Avec Ariane Ascaride, Jean-Pierre Darroussin, Gérard Meylan

29 janvier 2025 en salle | 1h 41min | Drame

Synopsis et critique : Utopia

Un peu de soleil en plein cœur de l’hiver. Guédiguian, c’est du cinéma au grand cœur qui ne s’embarrasse pas de considérations pessimistes pour se draper dans une apparence raisonnable. La Pie voleuse, dans sa filmographie atypique qui n’a jamais abdiqué son accent, est un conte de plus qui égraine ses notes au cœur de l’Estaque, ce petit îlot de tranquillité, ce presque satellite de Marseille qui résiste encore, mais pour combien de temps, au brouhaha de notre civilisation moderne. Depuis toujours, le cinéaste nous fait arpenter son dédale de ruelles – un site impensable pour les grosses bagnoles – qui reste encore miraculeusement intact et authentique. La Pie voleuse, outre le clin d’œil à l’opéra éponyme de Rossellini dont il revisite le récit, est un jalon de plus dans une œuvre qui pourrait être une photographie amoureuse documentant l’évolution dans le temps de ce quartier. L’Estaque, d’abord hameau isolé de pêcheurs, de tuiliers, d’ouvriers, puis de chômeurs pour tendre désormais à devenir résidentiel, à se gentrifier…

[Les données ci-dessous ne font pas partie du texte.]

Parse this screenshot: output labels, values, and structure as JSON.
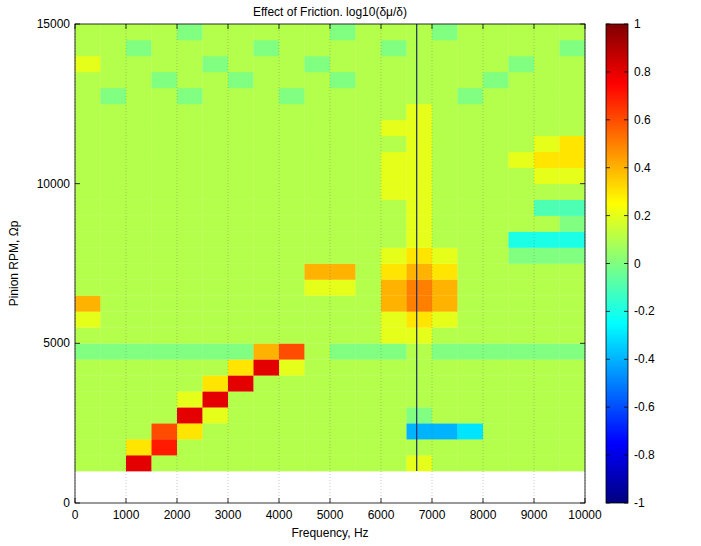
{
  "chart_data": {
    "type": "heatmap",
    "title": "Effect of Friction.  log10(δμ/δ)",
    "x_label": "Frequency, Hz",
    "y_label": "Pinion RPM, Ωp",
    "xlim": [
      0,
      10000
    ],
    "ylim": [
      0,
      15000
    ],
    "xticks": [
      0,
      1000,
      2000,
      3000,
      4000,
      5000,
      6000,
      7000,
      8000,
      9000,
      10000
    ],
    "yticks": [
      0,
      5000,
      10000,
      15000
    ],
    "grid": true,
    "reference_line_x": 6700,
    "zlim": [
      -1,
      1
    ],
    "zticks": [
      -1,
      -0.8,
      -0.6,
      -0.4,
      -0.2,
      0,
      0.2,
      0.4,
      0.6,
      0.8,
      1
    ],
    "x": [
      250,
      750,
      1250,
      1750,
      2250,
      2750,
      3250,
      3750,
      4250,
      4750,
      5250,
      5750,
      6250,
      6750,
      7250,
      7750,
      8250,
      8750,
      9250,
      9750
    ],
    "y": [
      1250,
      1750,
      2250,
      2750,
      3250,
      3750,
      4250,
      4750,
      5250,
      5750,
      6250,
      6750,
      7250,
      7750,
      8250,
      8750,
      9250,
      9750,
      10250,
      10750,
      11250,
      11750,
      12250,
      12750,
      13250,
      13750,
      14250,
      14750
    ],
    "z": [
      [
        0.1,
        0.1,
        0.8,
        0.1,
        0.1,
        0.1,
        0.1,
        0.1,
        0.1,
        0.1,
        0.1,
        0.1,
        0.1,
        0.2,
        0.1,
        0.1,
        0.1,
        0.1,
        0.1,
        0.1
      ],
      [
        0.1,
        0.1,
        0.3,
        0.7,
        0.1,
        0.1,
        0.1,
        0.1,
        0.1,
        0.1,
        0.1,
        0.1,
        0.1,
        0.1,
        0.1,
        0.1,
        0.1,
        0.1,
        0.1,
        0.1
      ],
      [
        0.1,
        0.1,
        0.1,
        0.6,
        0.3,
        0.1,
        0.1,
        0.1,
        0.1,
        0.1,
        0.1,
        0.1,
        0.1,
        -0.4,
        -0.4,
        -0.3,
        0.1,
        0.1,
        0.1,
        0.1
      ],
      [
        0.1,
        0.1,
        0.1,
        0.1,
        0.8,
        0.2,
        0.1,
        0.1,
        0.1,
        0.1,
        0.1,
        0.1,
        0.1,
        0,
        0.1,
        0.1,
        0.1,
        0.1,
        0.1,
        0.1
      ],
      [
        0.1,
        0.1,
        0.1,
        0.1,
        0.2,
        0.8,
        0.1,
        0.1,
        0.1,
        0.1,
        0.1,
        0.1,
        0.1,
        0.1,
        0.1,
        0.1,
        0.1,
        0.1,
        0.1,
        0.1
      ],
      [
        0.1,
        0.1,
        0.1,
        0.1,
        0.1,
        0.3,
        0.8,
        0.1,
        0.1,
        0.1,
        0.1,
        0.1,
        0.1,
        0.1,
        0.1,
        0.1,
        0.1,
        0.1,
        0.1,
        0.1
      ],
      [
        0.1,
        0.1,
        0.1,
        0.1,
        0.1,
        0.1,
        0.3,
        0.8,
        0.2,
        0.1,
        0.1,
        0.1,
        0.1,
        0.1,
        0.1,
        0.1,
        0.1,
        0.1,
        0.1,
        0.1
      ],
      [
        0,
        0,
        0,
        0,
        0,
        0,
        0,
        0.4,
        0.6,
        0.1,
        0,
        0,
        0,
        0.1,
        0,
        0,
        0,
        0,
        0,
        0
      ],
      [
        0.1,
        0.1,
        0.1,
        0.1,
        0.1,
        0.1,
        0.1,
        0.1,
        0.1,
        0.1,
        0.1,
        0.1,
        0.2,
        0.2,
        0.1,
        0.1,
        0.1,
        0.1,
        0.1,
        0.1
      ],
      [
        0.2,
        0.1,
        0.1,
        0.1,
        0.1,
        0.1,
        0.1,
        0.1,
        0.1,
        0.1,
        0.1,
        0.1,
        0.2,
        0.3,
        0.2,
        0.1,
        0.1,
        0.1,
        0.1,
        0.1
      ],
      [
        0.4,
        0.1,
        0.1,
        0.1,
        0.1,
        0.1,
        0.1,
        0.1,
        0.1,
        0.1,
        0.1,
        0.1,
        0.4,
        0.5,
        0.4,
        0.1,
        0.1,
        0.1,
        0.1,
        0.1
      ],
      [
        0.1,
        0.1,
        0.1,
        0.1,
        0.1,
        0.1,
        0.1,
        0.1,
        0.1,
        0.2,
        0.2,
        0.1,
        0.4,
        0.5,
        0.4,
        0.1,
        0.1,
        0.1,
        0.1,
        0.1
      ],
      [
        0.1,
        0.1,
        0.1,
        0.1,
        0.1,
        0.1,
        0.1,
        0.1,
        0.1,
        0.4,
        0.4,
        0.1,
        0.3,
        0.4,
        0.3,
        0.1,
        0.1,
        0.1,
        0.1,
        0.1
      ],
      [
        0.1,
        0.1,
        0.1,
        0.1,
        0.1,
        0.1,
        0.1,
        0.1,
        0.1,
        0.1,
        0.1,
        0.1,
        0.2,
        0.3,
        0.2,
        0.1,
        0.1,
        0,
        0,
        0
      ],
      [
        0.1,
        0.1,
        0.1,
        0.1,
        0.1,
        0.1,
        0.1,
        0.1,
        0.1,
        0.1,
        0.1,
        0.1,
        0.1,
        0.2,
        0.1,
        0.1,
        0.1,
        -0.2,
        -0.2,
        -0.2
      ],
      [
        0.1,
        0.1,
        0.1,
        0.1,
        0.1,
        0.1,
        0.1,
        0.1,
        0.1,
        0.1,
        0.1,
        0.1,
        0.1,
        0.2,
        0.1,
        0.1,
        0.1,
        0.1,
        0.1,
        0
      ],
      [
        0.1,
        0.1,
        0.1,
        0.1,
        0.1,
        0.1,
        0.1,
        0.1,
        0.1,
        0.1,
        0.1,
        0.1,
        0.1,
        0.2,
        0.1,
        0.1,
        0.1,
        0.1,
        -0.1,
        -0.1
      ],
      [
        0.1,
        0.1,
        0.1,
        0.1,
        0.1,
        0.1,
        0.1,
        0.1,
        0.1,
        0.1,
        0.1,
        0.1,
        0.2,
        0.2,
        0.1,
        0.1,
        0.1,
        0.1,
        0.1,
        0.1
      ],
      [
        0.1,
        0.1,
        0.1,
        0.1,
        0.1,
        0.1,
        0.1,
        0.1,
        0.1,
        0.1,
        0.1,
        0.1,
        0.2,
        0.2,
        0.1,
        0.1,
        0.1,
        0.1,
        0.2,
        0.2
      ],
      [
        0.1,
        0.1,
        0.1,
        0.1,
        0.1,
        0.1,
        0.1,
        0.1,
        0.1,
        0.1,
        0.1,
        0.1,
        0.2,
        0.2,
        0.1,
        0.1,
        0.1,
        0.2,
        0.3,
        0.3
      ],
      [
        0.1,
        0.1,
        0.1,
        0.1,
        0.1,
        0.1,
        0.1,
        0.1,
        0.1,
        0.1,
        0.1,
        0.1,
        0.1,
        0.2,
        0.1,
        0.1,
        0.1,
        0.1,
        0.2,
        0.3
      ],
      [
        0.1,
        0.1,
        0.1,
        0.1,
        0.1,
        0.1,
        0.1,
        0.1,
        0.1,
        0.1,
        0.1,
        0.1,
        0.2,
        0.2,
        0.1,
        0.1,
        0.1,
        0.1,
        0.1,
        0.1
      ],
      [
        0.1,
        0.1,
        0.1,
        0.1,
        0.1,
        0.1,
        0.1,
        0.1,
        0.1,
        0.1,
        0.1,
        0.1,
        0.1,
        0.2,
        0.1,
        0.1,
        0.1,
        0.1,
        0.1,
        0.1
      ],
      [
        0.1,
        0,
        0.1,
        0.1,
        0,
        0.1,
        0.1,
        0.1,
        0,
        0.1,
        0.1,
        0.1,
        0.1,
        0.1,
        0.1,
        0,
        0.1,
        0.1,
        0.1,
        0.1
      ],
      [
        0.1,
        0.1,
        0.1,
        0,
        0.1,
        0.1,
        0,
        0.1,
        0.1,
        0.1,
        0,
        0.1,
        0.1,
        0.1,
        0.1,
        0.1,
        0,
        0.1,
        0.1,
        0.1
      ],
      [
        0.2,
        0.1,
        0.1,
        0.1,
        0.1,
        0,
        0.1,
        0.1,
        0.1,
        0,
        0.1,
        0.1,
        0.1,
        0.1,
        0.1,
        0.1,
        0.1,
        0,
        0.1,
        0.1
      ],
      [
        0.1,
        0.1,
        0,
        0.1,
        0.1,
        0.1,
        0.1,
        0,
        0.1,
        0.1,
        0.1,
        0.1,
        0,
        0.1,
        0.1,
        0.1,
        0.1,
        0.1,
        0.1,
        0
      ],
      [
        0.1,
        0.1,
        0.1,
        0.1,
        0,
        0.1,
        0.1,
        0.1,
        0.1,
        0.1,
        0,
        0.1,
        0.1,
        0.1,
        0,
        0.1,
        0.1,
        0.1,
        0.1,
        0.1
      ]
    ]
  }
}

La pie voleuse du film est tout ce qu’il y a d’humaine : Maria (Ariane Ascaride, tiens, tiens !). Elle est l’une de ces « petites mains » que ne renierait pas le film de Nessim Chikhaoui qui portait ce beau titre. Elle consacre une bonne partie de ses journées à faire des ménages chez des gens moins indigents qu’elle, à les aider, à les écouter et à trouver le mot doux, malgré ses propres maux et le temps qui passe et n’arrange rien… Rien qui rime avec bon-à-rien, qui n’est pas tout à fait le prénom de son compagnon qui s’appelle Bruno (Gérard Meylan, tiens, tiens !) mais dont elle aimerait qu’il arrête de dilapider au jeu l’argent de sa retraite, celle qu’elle ne peut de son côté pas se permettre de prendre et qui pourtant à son âge serait bien méritée.

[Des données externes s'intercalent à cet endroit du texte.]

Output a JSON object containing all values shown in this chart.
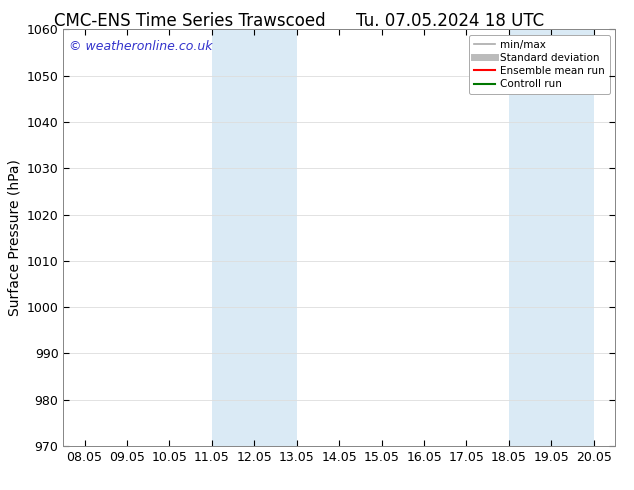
{
  "title_left": "CMC-ENS Time Series Trawscoed",
  "title_right": "Tu. 07.05.2024 18 UTC",
  "ylabel": "Surface Pressure (hPa)",
  "ylim": [
    970,
    1060
  ],
  "yticks": [
    970,
    980,
    990,
    1000,
    1010,
    1020,
    1030,
    1040,
    1050,
    1060
  ],
  "xtick_labels": [
    "08.05",
    "09.05",
    "10.05",
    "11.05",
    "12.05",
    "13.05",
    "14.05",
    "15.05",
    "16.05",
    "17.05",
    "18.05",
    "19.05",
    "20.05"
  ],
  "xtick_positions": [
    0,
    1,
    2,
    3,
    4,
    5,
    6,
    7,
    8,
    9,
    10,
    11,
    12
  ],
  "xlim": [
    -0.5,
    12.5
  ],
  "shade_regions": [
    {
      "x_start": 3.0,
      "x_end": 5.0,
      "color": "#daeaf5"
    },
    {
      "x_start": 10.0,
      "x_end": 12.0,
      "color": "#daeaf5"
    }
  ],
  "watermark_text": "© weatheronline.co.uk",
  "watermark_color": "#3333cc",
  "legend_entries": [
    {
      "label": "min/max",
      "color": "#aaaaaa",
      "lw": 1.2,
      "ls": "-"
    },
    {
      "label": "Standard deviation",
      "color": "#bbbbbb",
      "lw": 5,
      "ls": "-"
    },
    {
      "label": "Ensemble mean run",
      "color": "#ff0000",
      "lw": 1.5,
      "ls": "-"
    },
    {
      "label": "Controll run",
      "color": "#007700",
      "lw": 1.5,
      "ls": "-"
    }
  ],
  "bg_color": "#ffffff",
  "plot_bg_color": "#ffffff",
  "grid_color": "#dddddd",
  "title_fontsize": 12,
  "tick_fontsize": 9,
  "ylabel_fontsize": 10
}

Que reste-t-il mis à part les générations qui suivent pour garder l’espoir d’un avenir meilleur ? Quand elle voit la passion pour la musique qui anime son petit-fils, son acharnement, elle veut tout faire pour qu’il puisse prendre son envol, pour qu’aucun événement ne puisse venir briser ses ailes. Surtout pas le manque d’argent. Qu’il faille lui payer un piano, des cours individuels pour le propulser plus haut devient vite une évidence. Mais comment ? Avec quel argent ? Le salaire d’une assistante de vie n’y suffirait certes pas. Que faire, vers qui se tourner ? Plus habituée à apporter son aide qu’à en demander, Maria ne s’y résout pas. Elle ne parvient même pas à se confier à son plus fidèle bénéficiaire, Monsieur Moreau (Jean-Pierre Darroussin, tiens, tiens !). Pourtant tous deux sont devenus complices, avec une forme d’amitié, presque amoureuse pour lui, même si inavouée. On sent bien que ce Monsieur Moreau serait prêt à aider financièrement celle qui l’accompagne depuis si longtemps. Mais Maria ne veut pas, ne peut pas quémander, alors elle va se débrouiller…

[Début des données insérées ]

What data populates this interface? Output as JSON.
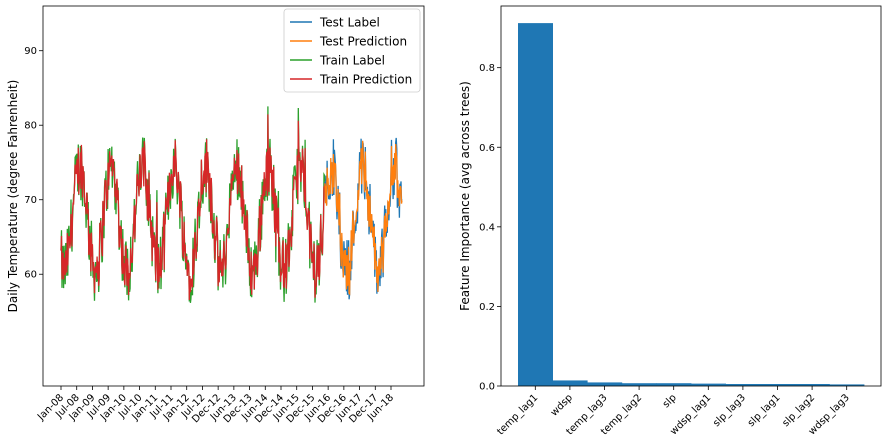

Embarqués dans cette aventure il y a aussi Laurent, Audrey, Kevin, respectivement Grégoire Leprince-Ringuet, Lola Naymark, Robinson Stévenin, pour qui on aurait pu tout autant écrire : « Tiens, tiens ! ». Et puis aussi Jacques Boudet, récemment disparu, passant ainsi, selon les mots du cinéaste, du rôle d’aîné à celui d’ange gardien… Ben oui, nous voilà rassurés, Robert Guédiguian n’abandonne pas ses troupes et leur reste fidèle, comme à ses idées, « À la vie à la mort ! » – titre d’un de ses plus beaux films que tout ça donne envie de reprogrammer. Dans un monde qui ne cesse de se durcir, toute solidarité, toute bienveillance, bien que le mot puisse parfois dégouliner, sont bonnes à prendre et font diantrement du bien !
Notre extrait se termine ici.